Charges were pending against the 31-year-old truck driver, Alvin Wilkerson.


Iraqi baby released from Atlanta hospital

ATLANTA — An Iraqi baby recovering from spinal surgery arranged by U.S. troops in her homeland was released from the hospital yesterday.

Doctors at Children’s Healthcare of Atlanta had been monitoring Noor al-Zahra after inserting a tube to drain fluid from her back last week. The hospital said she was in good condition and was expected to return for a checkup next week.

Baby Noor, who is 4 months old, has spina bifida, in which the backbone and spinal cord do not close before birth. She had surgery Jan. 9 to position the cord properly.


Brothers accused of running illegal dump

NEW ORLEANS — Two brothers were arrested Wednesday on charges of operating a large unauthorized waste site in a swampy eastern section of New Orleans that has become a dumping ground for much of the waste from Hurricane Katrina, the Louisiana Department of Environmental Quality said.

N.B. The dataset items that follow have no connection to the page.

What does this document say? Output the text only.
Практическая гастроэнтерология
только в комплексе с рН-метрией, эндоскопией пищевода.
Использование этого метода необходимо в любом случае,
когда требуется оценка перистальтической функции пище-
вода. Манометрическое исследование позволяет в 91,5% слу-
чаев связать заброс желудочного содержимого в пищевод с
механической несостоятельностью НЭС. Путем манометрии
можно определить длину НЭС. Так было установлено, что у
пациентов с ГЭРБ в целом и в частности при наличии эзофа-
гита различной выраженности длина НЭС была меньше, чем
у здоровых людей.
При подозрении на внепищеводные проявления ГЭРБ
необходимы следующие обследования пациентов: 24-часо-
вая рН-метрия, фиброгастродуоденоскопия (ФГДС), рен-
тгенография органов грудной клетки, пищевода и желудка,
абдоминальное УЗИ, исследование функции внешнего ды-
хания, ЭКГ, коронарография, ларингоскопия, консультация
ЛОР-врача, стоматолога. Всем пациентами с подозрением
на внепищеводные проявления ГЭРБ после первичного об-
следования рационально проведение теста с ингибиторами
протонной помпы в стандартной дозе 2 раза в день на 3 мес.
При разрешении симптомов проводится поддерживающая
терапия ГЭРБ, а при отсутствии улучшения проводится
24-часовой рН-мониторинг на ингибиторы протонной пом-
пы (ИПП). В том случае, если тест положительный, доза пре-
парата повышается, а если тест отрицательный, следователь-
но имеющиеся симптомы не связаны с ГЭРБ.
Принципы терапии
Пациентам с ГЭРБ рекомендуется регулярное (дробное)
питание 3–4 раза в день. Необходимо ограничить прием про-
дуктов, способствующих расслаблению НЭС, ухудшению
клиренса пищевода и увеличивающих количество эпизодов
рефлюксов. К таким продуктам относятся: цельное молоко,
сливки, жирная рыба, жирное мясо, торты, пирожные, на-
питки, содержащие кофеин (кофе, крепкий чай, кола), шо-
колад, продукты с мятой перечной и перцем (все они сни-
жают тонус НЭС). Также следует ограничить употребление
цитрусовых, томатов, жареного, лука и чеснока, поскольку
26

Cecil and McKinley Person operated the waste site without the permission of the landowners and did not close it down after being ordered to do so.


Ex-police officer seeks early release

NEW YORK — A former police officer serving a five-year sentence in one of the worst brutality cases in city history — the broomstick torture of a Haitian immigrant in a precinct bathroom — wants a judge to release him early.

Lawyers for Charles Schwarz argue in court papers that their client is owed early release under a sentencing deal struck with prosecutors in 2002.

Schwarz has spent more than three years behind bars and “has done enough time,” his attorney, Ronald Fischetti, said Wednesday.

The 39-year-old former officer was convicted of lying to authorities about the Abner Louima case, but he avoided conviction on charges of violating Mr. Louima’s civil rights. Prosecutors say Schwarz held Mr. Louima down while another officer sodomized the handcuffed prisoner with a broken broomstick.


Strapped county prays for jobs

LENOIR — After years of layoffs at furniture plants, the county with North Carolina’s highest unemployment rate held a day of prayer, hoping it would help end tough economic times.

About 200 people gathered at the Caldwell County Fairgrounds on Sunday to seek divine intervention for a community coping with a 13.1 percent jobless rate.

The Rev. Rodney Raby, pastor of Nazareth Advent Christian Church in Lenoir who organized the event, was laid off in April from the Broyhill Furniture Harper Plant, where he had worked for 19 years. Mr. Raby found a management job at Bernhardt Furniture later that month, but he knows many aren’t so lucky.

Mr. Raby gave a few opening remarks before the group stood to sing “Amazing Grace.” Among the attendees was Rep. Patrick T. McHenry, North Carolina Republican, who led a prayer.


Punxsutawney Phil’s handler to retire

PUNXSUTAWNEY — Whether Punxsutawney Phil sees his shadow or not on Groundhog Day, one thing’s for sure: The man who has been the furry forecaster’s official handler for the past 15 years will step down after this year.

Bill Deeley, 56, said he doesn’t have the energy or the time. Part of the job includes taking Phil to parades and special events.

Mr. Deeley joined the Inner Circle — the top-hat- and tuxedo-wearing men responsible for carrying on the tradition — in 1986.

In the years since the Punxsutawney Spirit newspaper first carried word of the groundhog’s failing to see its shadow in 1886, this town of 7,500 people has been dubbed the “Weather Capital of the World” because of the groundhog tradition.

The ritual stems from the belief that if a hibernating animal sees its shadow on Feb. 2, winter will last six more weeks. If there’s no shadow, spring will come early.


Cleared by DNA, man released

CONROE — A man who spent 18 years in prison for sexual assault was freed yesterday after DNA evidence exonerated him, and his brother admitted responsibility for the attack.

DNA testing was not available at Arthur Mumphrey’s 1986 trial for the rape of a 13-year-old girl, but recent tests requested by his attorney showed that his blood and saliva samples did not match stains on the victim and her clothes.

He had been sentenced to 35 years in prison.